Ohio Volunteers Make a Splash
Thank you to all those who clean up their local river, including the winner of our 2017 Cleanup Champion award for most trash collected, Ohio River Valley Water Sanitation Commission’s annual River Sweep.
By
Katy Neusteter |
July 31, 2018
Collecting 1 million pounds of trash in a single day takes dedication. And people — 8,000 to be exact. Such huge numbers are why we are tipping our hats to the Ohio River Valley Water Sanitation Commission’s (ORSANCO) annual River Sweep event. Every June, River Sweep mobilizes volunteers to the Ohio River and its tributaries, fringed by 3,000 miles of river shoreline.
“It’s not our volunteers’ trash that they’re picking up,” says Lisa Cochran, who coordinates the event for ORSANCO. “But they are willing to come out and get dirty and take this responsibility on. They have special hearts.”
Photo by Jean Ison at the Ohio River sweep
Cochran describes the Ohio River as “everything a river can be.” It supplies local communities with transportation, drinking water, recreation, fishing, boating and beauty. “It’s part of the community here.”
Back when River Sweep first launched nearly 30 years ago, the Ohio—which is the lifeblood for six cities—was a dumping ground for large items like water heaters and cars.
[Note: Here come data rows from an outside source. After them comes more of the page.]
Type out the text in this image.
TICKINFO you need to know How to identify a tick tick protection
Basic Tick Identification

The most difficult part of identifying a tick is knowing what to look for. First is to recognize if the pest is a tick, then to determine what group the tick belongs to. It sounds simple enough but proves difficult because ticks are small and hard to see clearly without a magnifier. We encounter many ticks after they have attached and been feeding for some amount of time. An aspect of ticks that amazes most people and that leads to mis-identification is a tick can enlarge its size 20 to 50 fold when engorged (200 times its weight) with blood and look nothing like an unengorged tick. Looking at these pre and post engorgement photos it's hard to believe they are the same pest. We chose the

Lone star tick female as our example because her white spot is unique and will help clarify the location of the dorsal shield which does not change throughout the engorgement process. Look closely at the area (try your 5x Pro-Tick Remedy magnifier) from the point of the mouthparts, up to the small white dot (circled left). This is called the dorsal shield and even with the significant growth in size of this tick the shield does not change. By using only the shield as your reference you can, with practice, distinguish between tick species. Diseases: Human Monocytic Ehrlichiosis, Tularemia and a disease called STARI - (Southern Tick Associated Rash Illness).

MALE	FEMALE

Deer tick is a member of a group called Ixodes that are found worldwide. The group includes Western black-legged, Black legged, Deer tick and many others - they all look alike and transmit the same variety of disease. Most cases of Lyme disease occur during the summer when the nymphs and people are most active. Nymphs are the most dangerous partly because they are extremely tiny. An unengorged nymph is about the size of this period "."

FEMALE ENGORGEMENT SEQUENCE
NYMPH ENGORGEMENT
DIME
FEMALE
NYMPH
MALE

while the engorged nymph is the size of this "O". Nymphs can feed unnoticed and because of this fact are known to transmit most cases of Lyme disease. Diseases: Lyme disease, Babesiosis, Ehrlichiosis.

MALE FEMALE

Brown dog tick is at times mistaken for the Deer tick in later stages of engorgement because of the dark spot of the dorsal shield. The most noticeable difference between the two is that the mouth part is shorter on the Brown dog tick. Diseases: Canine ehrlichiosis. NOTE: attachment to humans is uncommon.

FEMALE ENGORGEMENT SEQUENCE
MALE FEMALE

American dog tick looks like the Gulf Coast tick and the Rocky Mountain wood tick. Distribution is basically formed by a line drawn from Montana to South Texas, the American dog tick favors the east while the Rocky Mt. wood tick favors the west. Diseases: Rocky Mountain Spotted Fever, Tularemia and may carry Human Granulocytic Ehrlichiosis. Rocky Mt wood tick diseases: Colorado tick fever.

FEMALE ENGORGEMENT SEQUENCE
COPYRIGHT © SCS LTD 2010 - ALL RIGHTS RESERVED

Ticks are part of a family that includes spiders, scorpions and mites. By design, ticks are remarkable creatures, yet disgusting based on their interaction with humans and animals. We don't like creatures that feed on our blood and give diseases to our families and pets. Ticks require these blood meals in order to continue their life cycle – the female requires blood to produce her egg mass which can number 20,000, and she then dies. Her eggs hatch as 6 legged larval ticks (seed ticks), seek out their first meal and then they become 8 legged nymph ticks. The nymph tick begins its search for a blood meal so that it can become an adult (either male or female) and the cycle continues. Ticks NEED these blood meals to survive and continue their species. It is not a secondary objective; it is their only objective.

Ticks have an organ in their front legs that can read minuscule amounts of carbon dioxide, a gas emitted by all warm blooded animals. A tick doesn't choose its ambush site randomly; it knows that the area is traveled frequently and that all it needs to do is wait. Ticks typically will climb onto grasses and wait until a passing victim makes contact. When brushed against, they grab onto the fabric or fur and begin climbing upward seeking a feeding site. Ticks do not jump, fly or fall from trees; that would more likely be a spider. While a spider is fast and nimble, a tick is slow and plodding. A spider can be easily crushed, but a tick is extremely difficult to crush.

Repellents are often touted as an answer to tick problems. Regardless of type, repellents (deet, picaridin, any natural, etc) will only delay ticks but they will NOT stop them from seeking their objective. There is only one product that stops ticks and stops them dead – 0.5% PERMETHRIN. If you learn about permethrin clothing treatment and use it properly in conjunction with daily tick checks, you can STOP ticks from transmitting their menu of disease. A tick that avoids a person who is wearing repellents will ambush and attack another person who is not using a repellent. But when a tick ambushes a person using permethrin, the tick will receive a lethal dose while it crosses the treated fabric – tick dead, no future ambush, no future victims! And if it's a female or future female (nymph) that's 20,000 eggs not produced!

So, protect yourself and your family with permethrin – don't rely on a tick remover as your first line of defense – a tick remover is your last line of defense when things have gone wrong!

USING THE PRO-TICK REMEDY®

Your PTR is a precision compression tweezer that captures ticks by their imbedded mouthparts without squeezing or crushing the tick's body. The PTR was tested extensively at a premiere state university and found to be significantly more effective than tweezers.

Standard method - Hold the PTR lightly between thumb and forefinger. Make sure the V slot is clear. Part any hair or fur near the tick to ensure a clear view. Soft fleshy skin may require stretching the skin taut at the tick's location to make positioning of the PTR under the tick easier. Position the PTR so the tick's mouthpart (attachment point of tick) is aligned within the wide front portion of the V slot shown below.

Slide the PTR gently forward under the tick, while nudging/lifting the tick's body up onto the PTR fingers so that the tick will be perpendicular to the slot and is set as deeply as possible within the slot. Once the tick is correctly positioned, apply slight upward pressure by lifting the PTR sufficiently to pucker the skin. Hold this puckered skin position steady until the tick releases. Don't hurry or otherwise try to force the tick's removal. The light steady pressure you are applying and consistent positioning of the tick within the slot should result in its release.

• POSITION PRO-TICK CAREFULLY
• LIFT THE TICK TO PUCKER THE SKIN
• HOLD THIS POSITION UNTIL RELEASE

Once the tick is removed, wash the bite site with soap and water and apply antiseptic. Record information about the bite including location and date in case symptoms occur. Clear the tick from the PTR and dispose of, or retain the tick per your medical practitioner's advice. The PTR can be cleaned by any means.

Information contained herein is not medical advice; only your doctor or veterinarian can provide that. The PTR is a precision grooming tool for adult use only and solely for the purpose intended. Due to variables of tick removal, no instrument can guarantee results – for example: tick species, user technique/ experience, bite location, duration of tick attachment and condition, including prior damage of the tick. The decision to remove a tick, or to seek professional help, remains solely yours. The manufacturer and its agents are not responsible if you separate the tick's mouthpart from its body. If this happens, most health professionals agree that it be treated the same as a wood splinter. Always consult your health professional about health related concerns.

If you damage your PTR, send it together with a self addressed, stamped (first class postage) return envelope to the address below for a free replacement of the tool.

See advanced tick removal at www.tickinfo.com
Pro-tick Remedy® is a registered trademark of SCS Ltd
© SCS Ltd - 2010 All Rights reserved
Though they no longer find appliances in the river, volunteers do have a new challenge: single-use plastics.
“You drop a pop bottle in the parking lot and think, ‘Oh well.’ You don’t think it’s going to make it down to the Ohio River. We get people out to River Sweep because, just like American Rivers says, when you connect people to rivers, they protect rivers.”